- Coca-Cola beat earnings estimates for Q4 2015.
- Coca-Cola will shed soda bottling assets by 2017.
- Coca-Cola saw more leverage on its balance sheet in 2015.
On 9 Feb 2016, global beverage conglomerate Coca-Cola (NYSE: KO) came out with its Q4 2015 earnings announcement with a Q4 FY 2015 earnings per share (EPS) reading of $0.38, beating estimates of $0.37 per share. It should be noted that these figures represent Non-GAAP amounts, which factor out extraordinary items such as restructurings, reinvestment, gains/losses from divestitures, etc. Coca-Cola’s reported full year 2015 EPS came in at $1.67 per share, representing a 4% YoY increase. However, for Coca-Cola it was definitely a year of transition with more to come.

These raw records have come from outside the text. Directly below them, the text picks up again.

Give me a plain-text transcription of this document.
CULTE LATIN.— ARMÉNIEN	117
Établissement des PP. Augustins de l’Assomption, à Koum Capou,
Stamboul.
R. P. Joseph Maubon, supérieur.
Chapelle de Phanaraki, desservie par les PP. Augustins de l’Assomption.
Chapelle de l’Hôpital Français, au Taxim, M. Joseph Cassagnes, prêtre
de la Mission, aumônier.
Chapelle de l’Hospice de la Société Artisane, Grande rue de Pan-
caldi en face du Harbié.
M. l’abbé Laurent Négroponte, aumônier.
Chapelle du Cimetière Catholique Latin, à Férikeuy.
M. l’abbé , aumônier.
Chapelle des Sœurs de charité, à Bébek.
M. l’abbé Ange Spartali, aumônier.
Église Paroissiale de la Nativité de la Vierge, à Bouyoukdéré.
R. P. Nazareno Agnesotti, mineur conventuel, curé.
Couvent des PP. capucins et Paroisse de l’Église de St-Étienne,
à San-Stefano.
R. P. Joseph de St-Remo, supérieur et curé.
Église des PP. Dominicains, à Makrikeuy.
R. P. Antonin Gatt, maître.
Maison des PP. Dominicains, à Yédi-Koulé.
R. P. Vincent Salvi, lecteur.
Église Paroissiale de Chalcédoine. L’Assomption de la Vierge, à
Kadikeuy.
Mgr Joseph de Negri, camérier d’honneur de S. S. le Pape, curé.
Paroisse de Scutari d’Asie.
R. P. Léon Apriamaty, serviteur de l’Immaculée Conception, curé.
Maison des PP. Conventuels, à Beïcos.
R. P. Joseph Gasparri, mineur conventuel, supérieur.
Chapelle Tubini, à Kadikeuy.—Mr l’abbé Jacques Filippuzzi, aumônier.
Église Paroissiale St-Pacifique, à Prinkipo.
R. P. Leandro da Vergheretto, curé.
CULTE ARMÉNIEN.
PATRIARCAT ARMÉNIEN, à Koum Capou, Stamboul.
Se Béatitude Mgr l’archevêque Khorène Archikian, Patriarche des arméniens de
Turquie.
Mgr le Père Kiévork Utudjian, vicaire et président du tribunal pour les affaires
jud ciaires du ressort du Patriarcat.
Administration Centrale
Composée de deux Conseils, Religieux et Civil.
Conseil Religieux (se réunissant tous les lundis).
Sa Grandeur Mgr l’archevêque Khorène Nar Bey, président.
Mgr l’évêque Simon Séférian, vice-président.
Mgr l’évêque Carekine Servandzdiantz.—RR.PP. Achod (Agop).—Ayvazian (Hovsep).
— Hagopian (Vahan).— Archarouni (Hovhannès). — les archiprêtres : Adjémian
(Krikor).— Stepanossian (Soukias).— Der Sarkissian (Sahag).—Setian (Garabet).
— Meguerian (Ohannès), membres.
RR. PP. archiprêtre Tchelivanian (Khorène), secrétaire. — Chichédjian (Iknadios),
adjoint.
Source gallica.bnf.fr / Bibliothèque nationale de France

Leaner and meaner…in sparkling only
As expected, Coca-Cola wasted no time in emphasizing to analysts that it will be “cold-fill” bottler free by the end of 2017, accelerating its time line. Company management touted that this will boost margins and free cash flow over the long-term. Management also indicated that the proceeds from bottler dispositions could go to strengthening its balance sheet. This represents a good thing in the face of increasing long-term debt and corresponding interest costs.
Interestingly, Coca-Cola’s management indicated that its still beverage business, at least in part, will remain integrated with Coca-Cola. Management highlighted the strong growth of its still business as the reason. In 2015, Coca-Cola saw its still unit case volume increase 5% versus 1% for sparkling volume. This is telling of the consumer demand climate, which seems to enjoy sodas but in smaller amounts.
The lack of discussion about product innovation stood out. Coca-Cola’s management only vaguely hinted to increasing research and development in 2016. It’s unclear as to how this extra money will get utilized. Instead, Coca-Cola’s management seems determined to creatively market its current product portfolio. However, Coca-Cola seems to understand that people are still willing to consume sodas, just in lesser amounts. Smaller packaging and aesthetically pleasing aluminum bottles contributed to a 3% increase in North American transactions.
China economy struggles
The slowdown in China negatively impacted Coca-Cola, serving as an incentive for a refranchising effort in that region. Case volume only grew 1% in the most recent quarter. Coca-Cola entered into a non-binding agreement to refranchise the bottling infrastructure in China to its local partners, Swire and COFCO. In 2015, strength in Coca-Cola’s North and Latin American businesses helped offset weaknesses in the emerging markets.
Other fundamental issues
In 2015, Coca-Cola didn’t do so well on a reported basis. Its revenue decreased 4%, while net income increased 4% YoY. Coca-Cola’s free cash flow declined 4% YoY during that time as a 6% increase in capital expenditures put a dent in free cash flow. Coca-Cola’s dividend to free cash flow payout ratio went from 63% in 2014 to 71% in 2015. However, Coca-Cola indicated that revenue increased 4% on an “organic basis”, or when factoring out items such as acquisitions, divestitures and foreign exchange.
Coca-Cola’s balance sheet demonstrated the company’s appetite for long-term debt, which increased an astounding 49% YoY. As a result, interest expense increased 77% YoY causing times interest earned to go from 20 at the end of 2014 to 10 at the end of 2015. What’s more, Coca-Cola’s management anticipates higher costs due to the recent rise in interest rates.
Coca-Cola’s transition to a 100% sparkling bottler free model should end by the latter part of 2017, at which time management assures that shareholders will start seeing benefits in the form of higher margins and free cash flow. Hopefully, over the long-term, this will translate into superior capital gains and dividend boosts. Meanwhile, the company will focus on growing its current portfolio of products, especially the still portfolio. Finally, Coca-Cola shareholders may endure two years of stock price stagnation until these initiatives come to fruition.